UNE RECETTE OUBLIÉE : LE GATEAU DE L’AMITIÉ

Certains se rappellent peut-être avoir mangé d’un gâteau rustique, plein de pommes et de fruits secs (pas léger léger), appelé Hermann. Farine, œufs, huile… les ingrédients n’ont rien de bien spécial. Mais Hermann ne se mange pas seulement : il se reçoit, il se donne, et se partage sans fin. Comme l’amitié, comme la fraternité. Le principe de ce gâteau en effet est que sa pâte, qui lève grâce à un levain naturel, doit être nourrie pendant dix jours avant que, d’une partie de ce pâton, on ne le confectionne. C’est ainsi que se forme une chaîne de don et d’amitié entre les mangeurs d’Hermann : on reçoit de sa voisine ou d’un ami un pâton cru, on l’enrichit progressivement dix jours durant, il fermente et grossit, et on se retrouve ainsi à la fin avec de quoi faire non pas un, mais quatre bons gros Hermann. Il faut alors distribuer le reste de pâte à d’autres, et le gâteau voyage de cuisine en cuisine. 

Chacun aura compris que l’ingrédient magique de ce gâteau est le lien qu’il permet de créér. Cette recette ancienne, venue d’Alsace, ou peut-être de communautés amish, est moins populaire aujourd’hui, parce qu’elle suppose d’avoir le temps denourrir son Hermann tous les jours, et, il faut l’avouer, parce qu’on se lasse à la longue d’en manger, malgré toutes les variations possible (noix, noisettes, ananas en boîte, chocolat…). 

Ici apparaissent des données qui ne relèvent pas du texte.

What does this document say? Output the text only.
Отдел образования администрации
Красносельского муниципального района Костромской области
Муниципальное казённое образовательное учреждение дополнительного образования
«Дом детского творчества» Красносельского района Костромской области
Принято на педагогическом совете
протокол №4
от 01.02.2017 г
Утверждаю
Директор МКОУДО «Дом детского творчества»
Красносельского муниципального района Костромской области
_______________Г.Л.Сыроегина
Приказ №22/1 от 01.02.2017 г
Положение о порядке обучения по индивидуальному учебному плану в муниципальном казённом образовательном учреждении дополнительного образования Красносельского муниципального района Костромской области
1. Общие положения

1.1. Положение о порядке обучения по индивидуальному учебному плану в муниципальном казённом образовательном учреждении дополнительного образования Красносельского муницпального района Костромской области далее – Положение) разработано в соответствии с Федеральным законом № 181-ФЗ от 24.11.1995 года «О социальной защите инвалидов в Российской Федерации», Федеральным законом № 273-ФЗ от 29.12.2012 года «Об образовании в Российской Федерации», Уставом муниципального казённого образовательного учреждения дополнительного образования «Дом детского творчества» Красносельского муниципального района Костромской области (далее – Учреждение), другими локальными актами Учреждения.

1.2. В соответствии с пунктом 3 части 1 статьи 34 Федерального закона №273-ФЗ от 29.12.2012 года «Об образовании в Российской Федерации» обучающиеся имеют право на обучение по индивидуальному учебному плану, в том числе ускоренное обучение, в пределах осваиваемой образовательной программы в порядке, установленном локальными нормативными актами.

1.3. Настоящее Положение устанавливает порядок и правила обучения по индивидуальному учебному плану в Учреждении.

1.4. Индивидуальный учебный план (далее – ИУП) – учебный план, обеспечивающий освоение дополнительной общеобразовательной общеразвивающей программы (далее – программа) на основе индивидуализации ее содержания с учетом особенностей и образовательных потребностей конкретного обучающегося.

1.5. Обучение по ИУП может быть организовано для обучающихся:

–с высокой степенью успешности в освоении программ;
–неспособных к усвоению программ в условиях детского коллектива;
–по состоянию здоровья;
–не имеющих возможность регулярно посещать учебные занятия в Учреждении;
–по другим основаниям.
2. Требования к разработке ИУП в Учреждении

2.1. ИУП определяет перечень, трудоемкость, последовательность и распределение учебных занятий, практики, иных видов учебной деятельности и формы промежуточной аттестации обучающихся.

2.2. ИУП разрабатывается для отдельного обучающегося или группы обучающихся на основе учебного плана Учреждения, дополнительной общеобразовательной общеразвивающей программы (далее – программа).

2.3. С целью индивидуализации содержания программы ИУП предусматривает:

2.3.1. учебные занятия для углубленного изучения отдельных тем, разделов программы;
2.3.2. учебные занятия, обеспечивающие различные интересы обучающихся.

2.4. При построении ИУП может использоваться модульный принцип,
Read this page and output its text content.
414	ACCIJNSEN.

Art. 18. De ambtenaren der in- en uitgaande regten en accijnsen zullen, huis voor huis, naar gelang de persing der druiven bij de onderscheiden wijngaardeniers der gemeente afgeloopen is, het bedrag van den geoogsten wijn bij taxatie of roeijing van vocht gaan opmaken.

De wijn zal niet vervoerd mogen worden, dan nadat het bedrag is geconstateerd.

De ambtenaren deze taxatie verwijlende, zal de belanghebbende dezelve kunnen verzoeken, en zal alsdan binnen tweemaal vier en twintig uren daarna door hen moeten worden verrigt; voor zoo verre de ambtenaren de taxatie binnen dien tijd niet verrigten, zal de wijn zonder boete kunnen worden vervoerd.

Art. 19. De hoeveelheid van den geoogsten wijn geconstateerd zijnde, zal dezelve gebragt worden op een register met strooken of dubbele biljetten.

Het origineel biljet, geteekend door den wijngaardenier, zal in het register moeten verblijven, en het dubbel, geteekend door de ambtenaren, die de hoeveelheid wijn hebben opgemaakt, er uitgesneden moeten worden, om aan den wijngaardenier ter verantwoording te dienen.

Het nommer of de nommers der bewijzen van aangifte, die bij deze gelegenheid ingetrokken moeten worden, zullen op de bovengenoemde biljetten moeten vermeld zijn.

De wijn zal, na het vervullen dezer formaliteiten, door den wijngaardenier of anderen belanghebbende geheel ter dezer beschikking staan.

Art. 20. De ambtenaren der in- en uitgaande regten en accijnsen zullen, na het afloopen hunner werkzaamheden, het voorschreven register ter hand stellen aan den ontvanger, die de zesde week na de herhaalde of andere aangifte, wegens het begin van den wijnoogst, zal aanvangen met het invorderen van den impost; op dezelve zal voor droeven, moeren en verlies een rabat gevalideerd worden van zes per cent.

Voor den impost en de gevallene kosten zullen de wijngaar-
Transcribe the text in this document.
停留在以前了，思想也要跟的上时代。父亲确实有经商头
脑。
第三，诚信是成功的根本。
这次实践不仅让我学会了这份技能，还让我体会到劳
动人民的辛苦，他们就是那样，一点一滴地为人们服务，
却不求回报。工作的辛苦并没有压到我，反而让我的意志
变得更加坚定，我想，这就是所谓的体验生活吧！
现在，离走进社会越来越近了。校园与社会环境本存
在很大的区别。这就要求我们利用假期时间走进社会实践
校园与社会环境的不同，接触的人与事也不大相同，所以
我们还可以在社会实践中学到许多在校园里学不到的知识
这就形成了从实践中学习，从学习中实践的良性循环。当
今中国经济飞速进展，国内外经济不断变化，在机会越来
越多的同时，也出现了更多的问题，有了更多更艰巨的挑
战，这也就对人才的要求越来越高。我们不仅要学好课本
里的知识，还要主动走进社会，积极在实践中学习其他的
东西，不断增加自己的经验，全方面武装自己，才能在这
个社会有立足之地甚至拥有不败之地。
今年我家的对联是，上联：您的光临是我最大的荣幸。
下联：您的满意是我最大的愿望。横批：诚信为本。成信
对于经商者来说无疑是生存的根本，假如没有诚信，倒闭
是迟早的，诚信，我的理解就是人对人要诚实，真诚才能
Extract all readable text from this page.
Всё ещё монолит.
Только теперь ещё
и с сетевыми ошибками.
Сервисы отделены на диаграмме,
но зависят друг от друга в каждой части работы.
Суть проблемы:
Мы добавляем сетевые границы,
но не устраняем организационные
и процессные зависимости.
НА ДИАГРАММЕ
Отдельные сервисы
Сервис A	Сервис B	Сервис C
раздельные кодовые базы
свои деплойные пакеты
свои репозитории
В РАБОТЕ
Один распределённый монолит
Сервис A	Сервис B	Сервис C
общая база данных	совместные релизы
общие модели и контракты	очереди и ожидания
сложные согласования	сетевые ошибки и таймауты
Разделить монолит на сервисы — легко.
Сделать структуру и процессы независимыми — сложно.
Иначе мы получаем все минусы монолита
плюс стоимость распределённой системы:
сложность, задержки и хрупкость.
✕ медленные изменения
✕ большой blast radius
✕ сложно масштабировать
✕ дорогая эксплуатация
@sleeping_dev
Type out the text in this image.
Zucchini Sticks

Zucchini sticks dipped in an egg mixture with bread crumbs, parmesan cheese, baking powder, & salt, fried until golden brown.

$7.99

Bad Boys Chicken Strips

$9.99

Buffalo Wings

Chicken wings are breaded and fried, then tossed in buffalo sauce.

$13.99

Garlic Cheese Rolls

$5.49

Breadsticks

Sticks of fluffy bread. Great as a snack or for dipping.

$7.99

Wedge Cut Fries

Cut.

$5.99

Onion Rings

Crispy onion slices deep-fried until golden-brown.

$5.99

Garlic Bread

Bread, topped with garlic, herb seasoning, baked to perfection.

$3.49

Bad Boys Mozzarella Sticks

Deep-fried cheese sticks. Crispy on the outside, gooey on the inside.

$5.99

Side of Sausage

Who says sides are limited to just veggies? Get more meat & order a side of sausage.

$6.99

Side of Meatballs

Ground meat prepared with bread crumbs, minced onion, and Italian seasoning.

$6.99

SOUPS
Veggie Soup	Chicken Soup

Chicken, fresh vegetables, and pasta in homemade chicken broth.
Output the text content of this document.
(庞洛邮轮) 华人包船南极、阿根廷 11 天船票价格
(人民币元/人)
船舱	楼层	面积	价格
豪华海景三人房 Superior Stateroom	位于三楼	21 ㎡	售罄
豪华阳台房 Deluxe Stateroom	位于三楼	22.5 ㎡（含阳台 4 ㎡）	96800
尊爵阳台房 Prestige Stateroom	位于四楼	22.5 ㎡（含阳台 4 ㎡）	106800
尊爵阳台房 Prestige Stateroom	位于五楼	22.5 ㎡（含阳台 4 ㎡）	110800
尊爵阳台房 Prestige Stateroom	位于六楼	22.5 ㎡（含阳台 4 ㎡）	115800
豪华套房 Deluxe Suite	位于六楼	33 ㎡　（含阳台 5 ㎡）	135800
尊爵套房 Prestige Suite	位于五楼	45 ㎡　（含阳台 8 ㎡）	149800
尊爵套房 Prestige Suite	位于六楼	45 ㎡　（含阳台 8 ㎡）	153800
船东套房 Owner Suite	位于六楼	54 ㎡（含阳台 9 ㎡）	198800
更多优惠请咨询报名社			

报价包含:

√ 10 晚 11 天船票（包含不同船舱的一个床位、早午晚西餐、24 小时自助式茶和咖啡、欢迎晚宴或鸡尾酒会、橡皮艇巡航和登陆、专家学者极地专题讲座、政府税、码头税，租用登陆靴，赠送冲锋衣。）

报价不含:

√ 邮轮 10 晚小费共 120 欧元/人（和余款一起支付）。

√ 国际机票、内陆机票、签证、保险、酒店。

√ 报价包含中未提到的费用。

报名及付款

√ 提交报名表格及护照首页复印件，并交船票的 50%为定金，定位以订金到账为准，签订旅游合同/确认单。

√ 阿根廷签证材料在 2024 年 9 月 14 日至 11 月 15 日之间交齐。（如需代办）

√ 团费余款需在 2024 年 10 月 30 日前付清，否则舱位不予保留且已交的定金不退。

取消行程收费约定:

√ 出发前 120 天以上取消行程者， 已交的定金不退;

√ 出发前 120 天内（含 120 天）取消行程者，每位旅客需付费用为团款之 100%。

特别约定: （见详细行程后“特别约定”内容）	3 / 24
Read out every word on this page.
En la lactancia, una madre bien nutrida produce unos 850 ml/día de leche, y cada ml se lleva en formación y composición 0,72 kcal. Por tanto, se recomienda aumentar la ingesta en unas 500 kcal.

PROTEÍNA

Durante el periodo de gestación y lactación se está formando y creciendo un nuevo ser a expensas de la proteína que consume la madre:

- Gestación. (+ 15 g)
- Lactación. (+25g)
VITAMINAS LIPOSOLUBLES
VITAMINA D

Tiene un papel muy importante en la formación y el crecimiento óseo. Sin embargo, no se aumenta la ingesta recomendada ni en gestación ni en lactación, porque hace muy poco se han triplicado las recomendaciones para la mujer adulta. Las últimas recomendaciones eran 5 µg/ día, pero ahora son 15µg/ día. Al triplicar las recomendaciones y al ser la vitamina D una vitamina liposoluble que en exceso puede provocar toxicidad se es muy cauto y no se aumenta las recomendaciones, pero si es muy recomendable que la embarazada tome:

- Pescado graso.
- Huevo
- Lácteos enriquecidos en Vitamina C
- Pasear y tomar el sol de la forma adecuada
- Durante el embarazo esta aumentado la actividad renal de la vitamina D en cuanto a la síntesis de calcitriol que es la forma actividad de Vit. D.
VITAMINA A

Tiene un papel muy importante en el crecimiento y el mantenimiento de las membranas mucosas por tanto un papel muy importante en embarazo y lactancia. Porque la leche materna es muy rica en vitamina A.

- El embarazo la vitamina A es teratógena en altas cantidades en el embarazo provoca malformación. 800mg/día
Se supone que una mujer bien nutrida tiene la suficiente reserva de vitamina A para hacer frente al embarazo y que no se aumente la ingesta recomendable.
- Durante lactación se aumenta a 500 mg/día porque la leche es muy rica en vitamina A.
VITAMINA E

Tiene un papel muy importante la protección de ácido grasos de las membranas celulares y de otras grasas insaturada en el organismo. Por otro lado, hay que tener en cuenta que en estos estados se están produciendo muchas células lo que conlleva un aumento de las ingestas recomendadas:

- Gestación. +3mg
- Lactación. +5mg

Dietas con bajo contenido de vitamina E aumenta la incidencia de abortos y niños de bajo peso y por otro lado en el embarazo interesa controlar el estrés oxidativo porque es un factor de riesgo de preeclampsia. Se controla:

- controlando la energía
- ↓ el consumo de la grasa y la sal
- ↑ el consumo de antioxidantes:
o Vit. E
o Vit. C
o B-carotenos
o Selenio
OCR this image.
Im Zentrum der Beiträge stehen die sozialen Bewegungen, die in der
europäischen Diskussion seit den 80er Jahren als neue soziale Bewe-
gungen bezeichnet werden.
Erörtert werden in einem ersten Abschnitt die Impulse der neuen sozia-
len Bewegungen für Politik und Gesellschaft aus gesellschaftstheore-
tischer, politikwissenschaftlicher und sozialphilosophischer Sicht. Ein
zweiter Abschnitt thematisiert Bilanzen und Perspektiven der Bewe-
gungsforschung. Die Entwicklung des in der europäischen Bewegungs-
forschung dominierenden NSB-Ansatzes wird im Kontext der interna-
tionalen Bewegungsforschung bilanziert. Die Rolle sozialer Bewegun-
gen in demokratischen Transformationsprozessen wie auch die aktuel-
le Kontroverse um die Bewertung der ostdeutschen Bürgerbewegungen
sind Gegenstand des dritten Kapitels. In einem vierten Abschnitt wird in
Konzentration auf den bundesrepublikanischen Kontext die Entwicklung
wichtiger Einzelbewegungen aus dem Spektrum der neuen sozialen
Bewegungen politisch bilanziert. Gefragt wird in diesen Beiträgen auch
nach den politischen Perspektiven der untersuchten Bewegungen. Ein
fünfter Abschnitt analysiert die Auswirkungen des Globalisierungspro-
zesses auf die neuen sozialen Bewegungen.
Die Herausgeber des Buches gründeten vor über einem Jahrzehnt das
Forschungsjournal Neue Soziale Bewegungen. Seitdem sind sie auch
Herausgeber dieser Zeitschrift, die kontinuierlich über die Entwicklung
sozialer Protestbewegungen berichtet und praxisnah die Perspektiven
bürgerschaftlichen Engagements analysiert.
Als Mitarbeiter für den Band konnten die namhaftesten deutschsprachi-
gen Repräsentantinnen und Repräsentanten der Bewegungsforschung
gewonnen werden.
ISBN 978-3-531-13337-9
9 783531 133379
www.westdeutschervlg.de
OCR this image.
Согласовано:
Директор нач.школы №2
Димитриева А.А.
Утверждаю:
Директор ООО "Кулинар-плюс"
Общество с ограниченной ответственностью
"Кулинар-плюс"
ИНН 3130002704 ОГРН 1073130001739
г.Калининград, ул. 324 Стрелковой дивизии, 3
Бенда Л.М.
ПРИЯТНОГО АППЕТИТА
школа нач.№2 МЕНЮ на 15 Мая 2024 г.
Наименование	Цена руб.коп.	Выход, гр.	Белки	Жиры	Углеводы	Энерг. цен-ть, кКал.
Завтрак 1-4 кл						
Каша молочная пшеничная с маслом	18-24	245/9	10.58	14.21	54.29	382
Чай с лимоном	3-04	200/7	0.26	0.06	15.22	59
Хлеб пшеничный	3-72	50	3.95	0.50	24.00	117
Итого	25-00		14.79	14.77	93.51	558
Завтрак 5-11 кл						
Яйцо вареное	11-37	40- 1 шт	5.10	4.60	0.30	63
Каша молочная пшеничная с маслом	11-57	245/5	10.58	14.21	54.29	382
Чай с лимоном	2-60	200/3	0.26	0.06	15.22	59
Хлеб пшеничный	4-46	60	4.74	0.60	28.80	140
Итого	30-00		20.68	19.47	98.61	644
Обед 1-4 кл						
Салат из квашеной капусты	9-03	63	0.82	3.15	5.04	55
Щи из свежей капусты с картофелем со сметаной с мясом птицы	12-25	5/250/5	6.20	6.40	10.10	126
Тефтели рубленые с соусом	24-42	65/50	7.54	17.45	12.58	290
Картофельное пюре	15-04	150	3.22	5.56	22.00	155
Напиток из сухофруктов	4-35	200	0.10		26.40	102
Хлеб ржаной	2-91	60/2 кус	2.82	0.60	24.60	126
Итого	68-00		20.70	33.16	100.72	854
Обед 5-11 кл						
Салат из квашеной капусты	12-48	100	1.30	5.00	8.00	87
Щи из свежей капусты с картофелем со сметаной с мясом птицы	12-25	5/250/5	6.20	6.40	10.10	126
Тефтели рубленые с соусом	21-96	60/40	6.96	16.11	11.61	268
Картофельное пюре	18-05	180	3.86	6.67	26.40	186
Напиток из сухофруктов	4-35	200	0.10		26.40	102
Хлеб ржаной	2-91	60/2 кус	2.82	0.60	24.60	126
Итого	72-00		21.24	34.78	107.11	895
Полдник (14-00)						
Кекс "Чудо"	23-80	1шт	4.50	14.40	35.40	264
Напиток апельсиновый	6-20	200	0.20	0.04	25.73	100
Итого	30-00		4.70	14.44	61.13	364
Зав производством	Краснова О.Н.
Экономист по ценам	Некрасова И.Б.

Mais Il y a mille façons de raviver l’inspiration Hermann : confectionner des biscuits de Noël tout simple, des truffes au chocolat, des sujets en pâte d’amande, des fruits déguisés joliment emballés, pour les offrir aux voisins. Les bergers de la crèche n’avaient sans doute pas l’art de la conversation…ils sont venus avec des petits cadeaux à offrir, et cela a valu toutes les paroles du monde.